Tuesday, June 24, 2008

Sources of Information

Chances are, if you use the internet, you benefit from Google's search engine. Whether it's your primary search, or it's the power plant behind your favorite site's search engine, there are excellent odds that you rely on it to provide you with information.

For the most part, Google still isn't the primary source of information, they just direct you to it. Whether it's Google Groups, news.google.com, or even Blogger, they're the aggregator of, or portal to, the information.

That being said, there are some very helpful sources of information out there, but for the most part, they're dispersed across the internet. I have memberships on a lot of free forums, but I'm curious about what you use as your sources.

One of the places that I'd like to check out, just for a month or so, would be Expert-Exchange.
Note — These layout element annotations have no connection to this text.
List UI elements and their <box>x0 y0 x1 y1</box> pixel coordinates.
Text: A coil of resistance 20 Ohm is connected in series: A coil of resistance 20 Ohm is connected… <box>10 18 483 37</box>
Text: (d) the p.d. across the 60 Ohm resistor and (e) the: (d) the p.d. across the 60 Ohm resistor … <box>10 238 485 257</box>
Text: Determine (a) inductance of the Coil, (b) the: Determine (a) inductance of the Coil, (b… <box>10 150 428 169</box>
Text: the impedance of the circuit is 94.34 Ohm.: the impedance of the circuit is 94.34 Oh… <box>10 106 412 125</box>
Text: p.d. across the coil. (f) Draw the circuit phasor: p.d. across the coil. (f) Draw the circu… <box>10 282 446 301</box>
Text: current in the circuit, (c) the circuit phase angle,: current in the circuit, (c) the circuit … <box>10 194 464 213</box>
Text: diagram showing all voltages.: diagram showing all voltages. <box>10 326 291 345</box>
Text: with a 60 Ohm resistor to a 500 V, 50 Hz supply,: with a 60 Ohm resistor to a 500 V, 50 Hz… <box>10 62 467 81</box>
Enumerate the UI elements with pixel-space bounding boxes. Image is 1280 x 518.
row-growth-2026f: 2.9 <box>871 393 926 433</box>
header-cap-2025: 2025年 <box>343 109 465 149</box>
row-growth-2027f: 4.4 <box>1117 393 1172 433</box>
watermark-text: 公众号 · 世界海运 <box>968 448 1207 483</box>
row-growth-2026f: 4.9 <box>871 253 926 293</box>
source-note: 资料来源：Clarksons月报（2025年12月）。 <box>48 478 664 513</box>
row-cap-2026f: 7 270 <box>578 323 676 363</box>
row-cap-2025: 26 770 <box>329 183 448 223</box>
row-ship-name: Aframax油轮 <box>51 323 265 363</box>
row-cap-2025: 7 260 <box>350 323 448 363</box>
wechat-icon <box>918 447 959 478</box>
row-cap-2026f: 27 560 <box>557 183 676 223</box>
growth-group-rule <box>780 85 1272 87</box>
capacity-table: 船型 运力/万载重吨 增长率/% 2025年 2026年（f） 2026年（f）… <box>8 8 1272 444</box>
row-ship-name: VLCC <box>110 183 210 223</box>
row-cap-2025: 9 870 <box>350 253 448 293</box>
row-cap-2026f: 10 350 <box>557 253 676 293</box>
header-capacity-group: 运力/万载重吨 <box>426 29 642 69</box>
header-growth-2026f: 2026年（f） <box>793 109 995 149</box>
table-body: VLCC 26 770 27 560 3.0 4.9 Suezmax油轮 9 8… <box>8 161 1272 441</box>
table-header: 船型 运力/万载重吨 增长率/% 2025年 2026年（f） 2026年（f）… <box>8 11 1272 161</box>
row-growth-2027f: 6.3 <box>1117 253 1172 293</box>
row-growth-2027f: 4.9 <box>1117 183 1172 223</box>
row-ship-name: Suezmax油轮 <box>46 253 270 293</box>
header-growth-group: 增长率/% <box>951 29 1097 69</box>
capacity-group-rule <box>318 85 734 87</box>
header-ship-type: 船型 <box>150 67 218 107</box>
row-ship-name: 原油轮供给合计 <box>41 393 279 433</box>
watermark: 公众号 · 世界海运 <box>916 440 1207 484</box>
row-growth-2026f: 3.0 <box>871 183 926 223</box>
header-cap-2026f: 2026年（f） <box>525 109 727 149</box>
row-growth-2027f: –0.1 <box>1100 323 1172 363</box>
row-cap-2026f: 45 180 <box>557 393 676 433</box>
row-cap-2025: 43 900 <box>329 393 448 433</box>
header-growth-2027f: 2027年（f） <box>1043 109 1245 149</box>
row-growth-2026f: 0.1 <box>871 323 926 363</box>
They've frequently got results in my Google queries, but without a paid membership, you can't see the (presumable) solution.

Another place I'd love to have a permanent account is at O'Reilly's Safari. The sheer volume of information there is staggering, and very attractive to me. There was a scare recently on Brian Jones's blog that O'Reilly authors would have their free accounts taken away, but that fortunately proved not to be the case. In any event, it seems like a heck of a resource, and I wish my company would get an account there.

A good source of information that I like is ask.slashdot.org. Like the rest of Slashdot, there are a lot of crap responses, but there are an awful lot of good responses as well. When you consider that probably 80% of the IT staff on the internet reads the site, that makes for some interesting viewpoints. I have several threads which I find interesting bookmarked, and there are years worth of archives to go through.

What are the sources you use? Any terrific forums that everyone else should know about? And don't assume that everyone knows about them, either. Blogger Ryan Nedeff has told me personally about several senior IT professionals he's worked with who haven't heard of Slashdot. That just boggles the mind.